Julie has had an affinity for the Indian River Lagoon since childhood when she said she almost literally grew up on the river.

“Mangroves are a recurring theme in my paintings,” she said. “We had a mini orange grove behind the house where I grew up. We had a wonderful grove and a variety of fruit. I love to paint groves and citrus trees.”

She paints with oils and acrylics and says she sometimes feels she can be more spontaneous when working with acrylics.

“You can do a lot with oil, too,” she said. “I paint with a rag sometime instead of a paint brush to remove layers of paint.”

She said she’s done some of her best work when frustrated about something unrelated to the painting. Once after a tense phone conversation, she headed straight for her palette.
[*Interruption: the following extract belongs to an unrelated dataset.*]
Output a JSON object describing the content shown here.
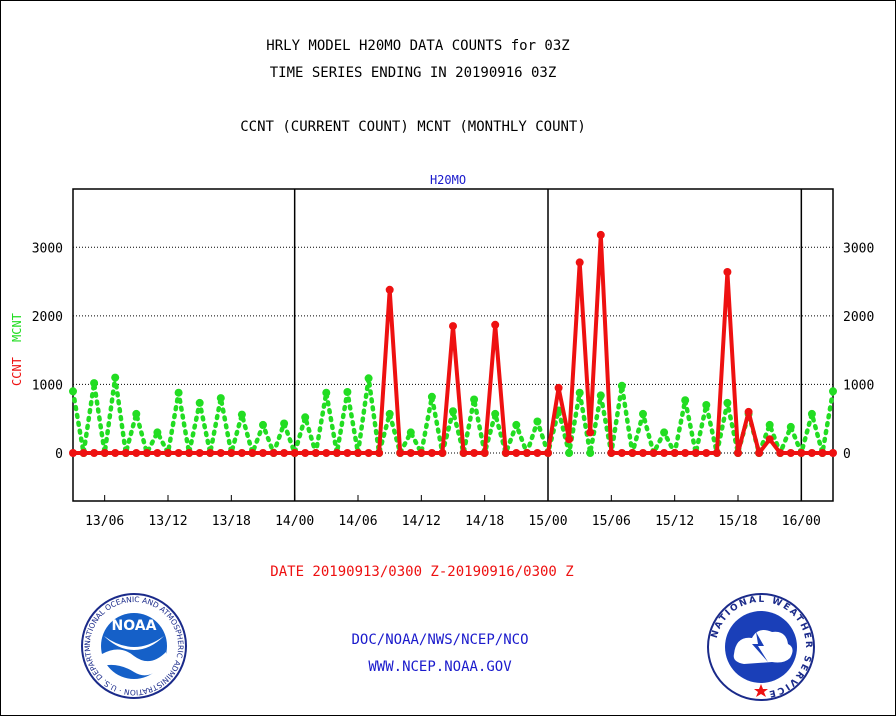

“I went to work on a painting of a banana bloom,” she said. “I just started slapping leftover paint on it. It started looking like an underwater scene. It was a phenomenal scene and it taught me to let go and paint from the right side of my brain, just to see where it goes.”

Her paintings of colorful parrotfish and triggerfish are reminiscent of underwater scenes in the Bahamas, where she used to snorkel with her first husband.

Lounibos has shown her art at the A.E. Backus Museum & Gallery, Platt’s/Backus House and Art Mundo, all in Fort Pierce, and at Gallery 14, Art on 18th and the Artists’ Guild Gallery in Vero Beach. Currently, she’s showing her work in Studio 3 of the One Eleven Building in downtown Fort Pierce.

Her favorite artist is Frida Kahlo, the Mexican artist known for her self-portraits, vibrant use of color and mix of primitive and classical painting styles. The subject of several biographies and a film, Kahlo was married to the muralist Diego Rivera. The Louniboses visited the couple’s former home in Mexico a few years ago.

“She painted only what was important and interesting to her and not what was fashionable or marketable,” Lounibos said. “I can relate to Frida’s mind-set.”

For the next few years, Lounibos plans to continue painting what she likes.

“I’m painting what I have a passion for,” she said. “It doesn’t get any better than this.”

Name: Julie Lounibos
Age: 58
Hometown: Fort Pierce until age 4, then moved to St. Lucie Village
Education: Fort Pierce Central High School, 1975; College of Fine Arts at University of Florida, one semester; nursing degree from Indian River Community College, 1985.
Professional background: 22 years as a registered nurse, mostly in labor and delivery, at Lawnwood Regional Medical Center in Fort Pierce. Retired in 2006.
Family: Husband Phil, an entomologist; son from first marriage, Justin Price of Fort Pierce, daughter-in-law Katie Price and grandsons Daniel and Jack; Phil’s daughter Andrea of Portland, Ore., and son Andrew of New Zealand.
Who I am proudest of: ”I am proudest of my son. He has grown up to be a wonderful father and husband and he owns a business in Fort Pierce.”
Something most people don’t know about me: “I always wanted to play a musical instrument, so now I’m learning to play the guitar.”